Wang Xinran, Zhong Charlie, Ma Xiaomei, Metayer Catherine, Mancuso Nicolas, Gauderman W James, Wiemels Joseph L
Department of Population and Public Health Sciences, Keck School of Medicine, University of Southern California, Los Angeles, California.
American Cancer Society, Atlanta, Georgia.
Cancer Epidemiol Biomarkers Prev. 2025 Jan 9;34(1):100-107. doi: 10.1158/1055-9965.EPI-24-1037.
Acute lymphoblastic leukemia (ALL) is the most common type of cancer among children. Tobacco exposure during gestation has been investigated as a potential risk factor, but its role remains undefined. Given tobacco's toxicologic profile as a DNA-damaging agent, we examined the impact of DNA repair gene variability as a source of vulnerability to tobacco exposure risk for ALL.
Leveraging demographic and genotype data from two large California-based ALL epidemiology studies, we used logistic regression, MinimumP (minP) statistical method, and permutation tests to examine interactions between DNA repair genes and prenatal tobacco exposure.
We found statistically significant interactions between prenatal tobacco exposure and DNA repair genes RECQL (minP = 1.00 × 10-4, FDR-P value = 1.86 × 10-2) and TDG (minP = 1.00 × 10-4, FDR-P value = 1.86 × 10-2) with regard to childhood ALL risk. Notable interactions in the homologous recombination pathway were observed among Latino children, whereas non-Latino White children displayed significant interactions in the base excision repair and nucleotide excision repair pathways.

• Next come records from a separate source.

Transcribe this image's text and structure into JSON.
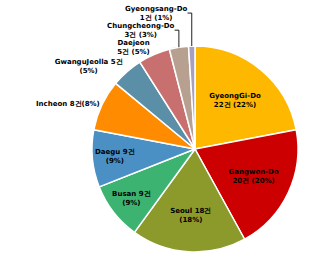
{
  "chart_data": {
    "type": "pie",
    "values": [
      22,
      20,
      18,
      9,
      9,
      8,
      5,
      5,
      3,
      1
    ],
    "value_labels": [
      "GyeongGi-Do\n22건 (22%)",
      "Gangwon-Do\n20건 (20%)",
      "Seoul 18건\n(18%)",
      "Busan 9건\n(9%)",
      "Daegu 9건\n(9%)",
      "Incheon 8건(8%)",
      "GwanguJeolla 5건\n(5%)",
      "Daejeon\n5건 (5%)",
      "Chungcheong-Do\n3건 (3%)",
      "Gyeongsang-Do\n1건 (1%)"
    ],
    "colors": [
      "#FFB800",
      "#CC0000",
      "#8B9A2A",
      "#3CB371",
      "#4A90C4",
      "#FF8C00",
      "#5B8FA8",
      "#C87070",
      "#B8A090",
      "#A8A0C0"
    ],
    "data_labels": true
  }
}
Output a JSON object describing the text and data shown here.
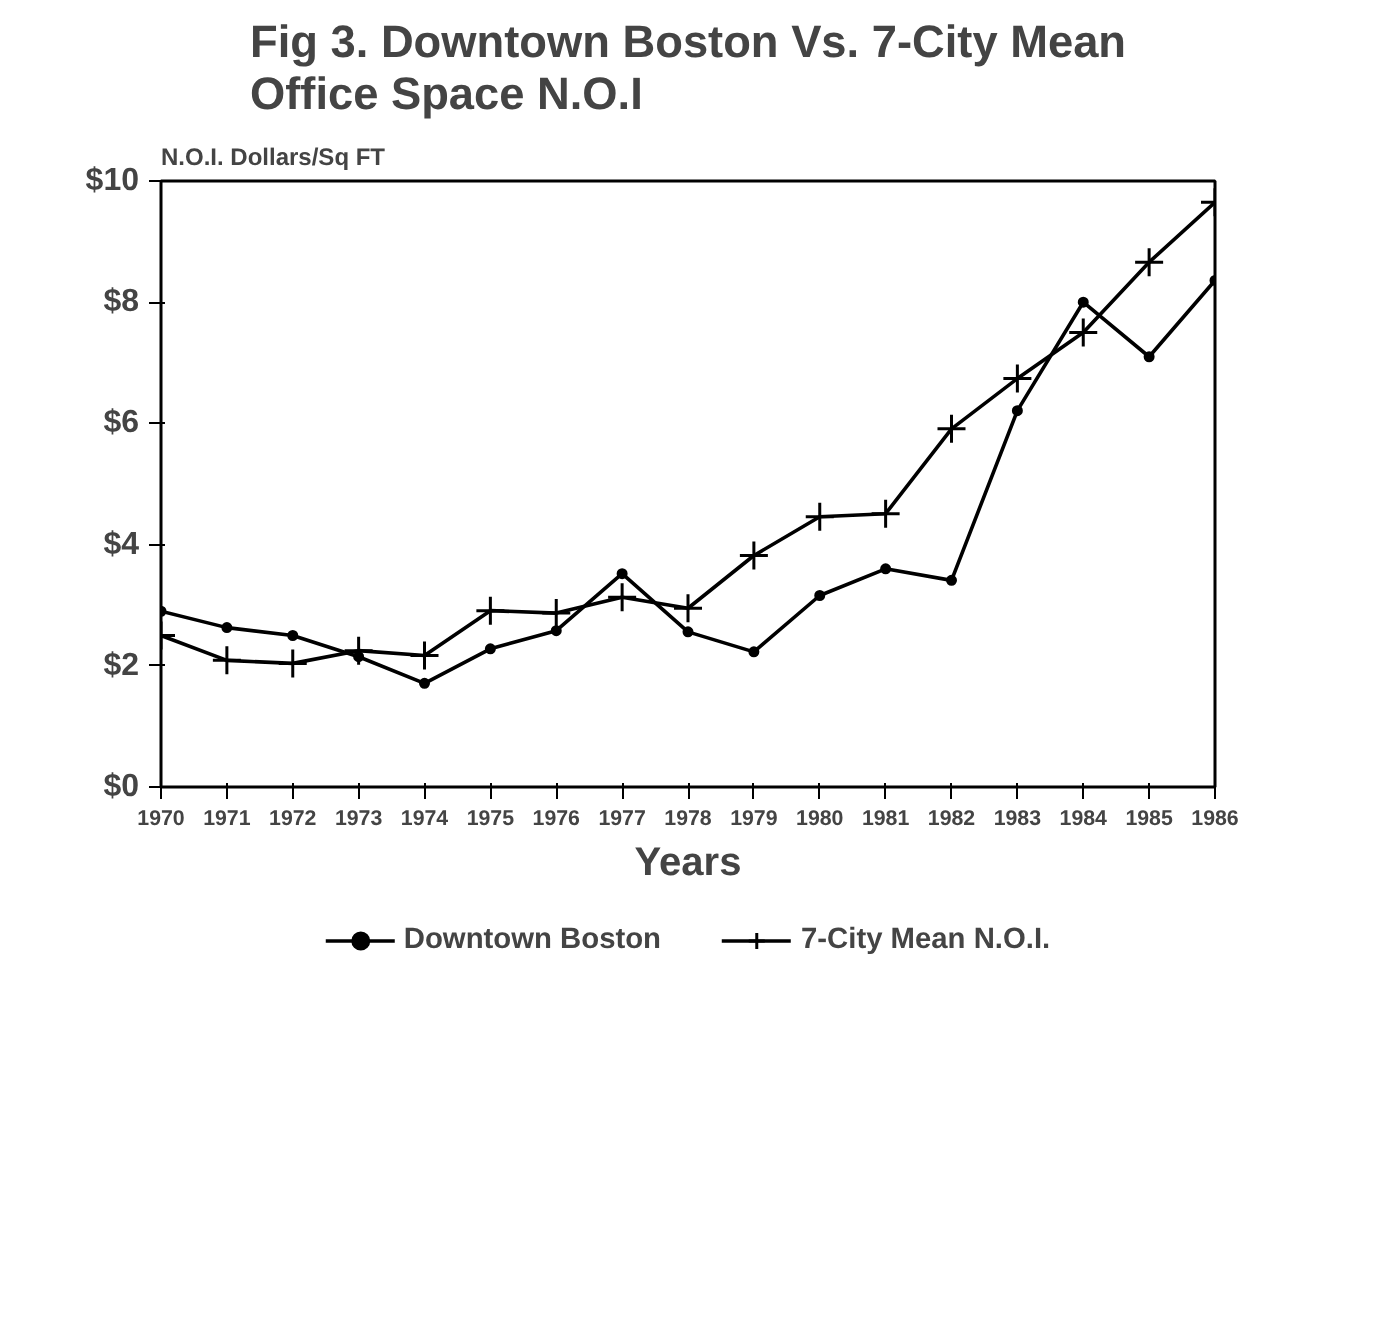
{
  "chart_data": {
    "type": "line",
    "title": "Fig 3. Downtown Boston Vs. 7-City Mean\nOffice Space N.O.I",
    "xlabel": "Years",
    "ylabel": "N.O.I. Dollars/Sq FT",
    "x": [
      1970,
      1971,
      1972,
      1973,
      1974,
      1975,
      1976,
      1977,
      1978,
      1979,
      1980,
      1981,
      1982,
      1983,
      1984,
      1985,
      1986
    ],
    "series": [
      {
        "name": "Downtown Boston",
        "color": "#000000",
        "marker": "circle",
        "values": [
          2.9,
          2.63,
          2.5,
          2.15,
          1.71,
          2.28,
          2.58,
          3.52,
          2.56,
          2.23,
          3.16,
          3.6,
          3.41,
          6.21,
          8.0,
          7.1,
          8.36
        ]
      },
      {
        "name": "7-City Mean N.O.I.",
        "color": "#000000",
        "marker": "cross",
        "values": [
          2.5,
          2.09,
          2.04,
          2.25,
          2.17,
          2.91,
          2.87,
          3.13,
          2.95,
          3.82,
          4.46,
          4.51,
          5.91,
          6.74,
          7.5,
          8.66,
          9.65
        ]
      }
    ],
    "xlim": [
      1970,
      1986
    ],
    "xticks": [
      1970,
      1971,
      1972,
      1973,
      1974,
      1975,
      1976,
      1977,
      1978,
      1979,
      1980,
      1981,
      1982,
      1983,
      1984,
      1985,
      1986
    ],
    "ylim": [
      0,
      10
    ],
    "yticks": [
      {
        "value": 0,
        "label": "$0"
      },
      {
        "value": 2,
        "label": "$2"
      },
      {
        "value": 4,
        "label": "$4"
      },
      {
        "value": 6,
        "label": "$6"
      },
      {
        "value": 8,
        "label": "$8"
      },
      {
        "value": 10,
        "label": "$10"
      }
    ],
    "grid": false,
    "legend": "bottom",
    "line_style": "solid"
  }
}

Our study highlights the significance of DNA repair genes and pathways when evaluating environmental exposure to tobacco smoke, suggesting that genetic variability within these pathways could impact vulnerability in the development of childhood ALL.
This study highlights the significant impact of genetic variation interacting with prenatal tobacco exposure on ALL risk. Further research is needed to understand these interactions and their implications for ALL etiology. Expanding studies to other gene-environment interactions will aid in developing targeted prevention, diagnosis, and treatment strategies for pediatric oncology.

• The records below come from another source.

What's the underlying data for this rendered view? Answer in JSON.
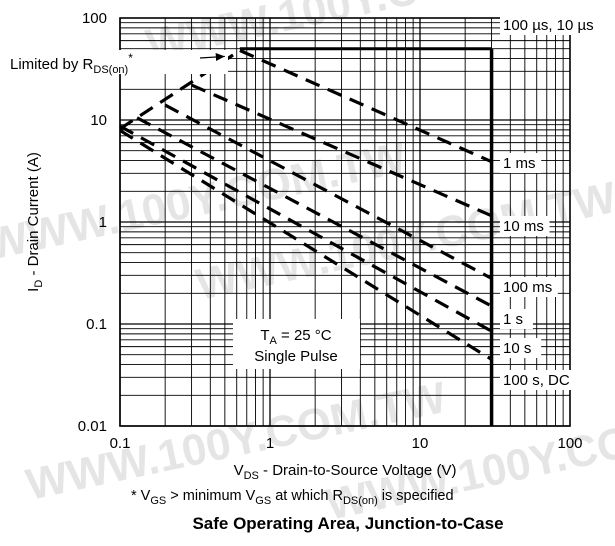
{
  "watermark": "WWW.100Y.COM.TW",
  "chart_data": {
    "type": "line",
    "title": "Safe Operating Area, Junction-to-Case",
    "xlabel": {
      "main": "V",
      "sub": "DS",
      "rest": " - Drain-to-Source Voltage (V)"
    },
    "ylabel": {
      "main": "I",
      "sub": "D",
      "rest": " - Drain Current (A)"
    },
    "x_scale": "log",
    "y_scale": "log",
    "xlim": [
      0.1,
      100
    ],
    "ylim": [
      0.01,
      100
    ],
    "grid": true,
    "x_ticks": [
      {
        "value": 0.1,
        "label": "0.1"
      },
      {
        "value": 1,
        "label": "1"
      },
      {
        "value": 10,
        "label": "10"
      },
      {
        "value": 100,
        "label": "100"
      }
    ],
    "y_ticks": [
      {
        "value": 0.01,
        "label": "0.01"
      },
      {
        "value": 0.1,
        "label": "0.1"
      },
      {
        "value": 1,
        "label": "1"
      },
      {
        "value": 10,
        "label": "10"
      },
      {
        "value": 100,
        "label": "100"
      }
    ],
    "limit_lines": {
      "current_limit_A": 50,
      "voltage_limit_V": 30
    },
    "rdson_annotation": {
      "prefix": "Limited by R",
      "sub": "DS(on)",
      "suffix": "*",
      "arrow_tip": [
        0.5,
        42
      ]
    },
    "conditions": {
      "ta_main": "T",
      "ta_sub": "A",
      "ta_rest": " = 25 °C",
      "line2": "Single Pulse"
    },
    "series": [
      {
        "name": "100 µs, 10 µs",
        "points": [
          [
            0.63,
            50
          ],
          [
            30,
            50
          ]
        ]
      },
      {
        "name": "1 ms",
        "points": [
          [
            0.63,
            48
          ],
          [
            30,
            3.9
          ]
        ]
      },
      {
        "name": "10 ms",
        "points": [
          [
            0.3,
            22
          ],
          [
            30,
            1.15
          ]
        ]
      },
      {
        "name": "100 ms",
        "points": [
          [
            0.2,
            14
          ],
          [
            30,
            0.28
          ]
        ]
      },
      {
        "name": "1 s",
        "points": [
          [
            0.13,
            10.5
          ],
          [
            30,
            0.15
          ]
        ]
      },
      {
        "name": "10 s",
        "points": [
          [
            0.1,
            8.7
          ],
          [
            30,
            0.085
          ]
        ]
      },
      {
        "name": "100 s, DC",
        "points": [
          [
            0.1,
            7.9
          ],
          [
            30,
            0.045
          ]
        ]
      }
    ],
    "rdson_line": {
      "points": [
        [
          0.1,
          8.2
        ],
        [
          0.63,
          48
        ]
      ]
    },
    "footnote": {
      "p1": "* V",
      "s1": "GS",
      "p2": "  > minimum V",
      "s2": "GS",
      "p3": " at which R",
      "s3": "DS(on)",
      "p4": " is specified"
    }
  }
}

急性淋巴细胞白血病(ALL)是儿童中最常见的癌症类型。孕期接触烟草已被作为一种潜在风险因素进行研究,但其作用仍不明确。鉴于烟草作为一种DNA损伤剂的毒理学特性,我们研究了DNA修复基因变异性作为ALL易受烟草暴露风险影响的一个来源所产生的影响。
利用来自加利福尼亚州两项大型ALL流行病学研究的人口统计学和基因型数据,我们使用逻辑回归、最小P值(minP)统计方法和置换检验来研究DNA修复基因与产前烟草暴露之间的相互作用。
我们发现产前烟草暴露与DNA修复基因RECQL(minP = 1.00×10⁻⁴,FDR - P值 = 1.86×10⁻²)和TDG(minP = 1.00×10⁻⁴,FDR - P值 = 1.86×10⁻²)在儿童ALL风险方面存在统计学上的显著相互作用。在同源重组途径中,拉丁裔儿童中观察到显著的相互作用,而非拉丁裔白人儿童在碱基切除修复和核苷酸切除修复途径中表现出显著的相互作用。
我们的研究突出了在评估环境烟草烟雾暴露时DNA修复基因和途径的重要性,表明这些途径内的基因变异性可能会影响儿童ALL发生发展中的易感性。
本研究突出了基因变异与产前烟草暴露相互作用对ALL风险的重大影响。需要进一步研究以了解这些相互作用及其对ALL病因学的影响。将研究扩展到其他基因 - 环境相互作用将有助于制定针对儿科肿瘤学的靶向预防、诊断和治疗策略。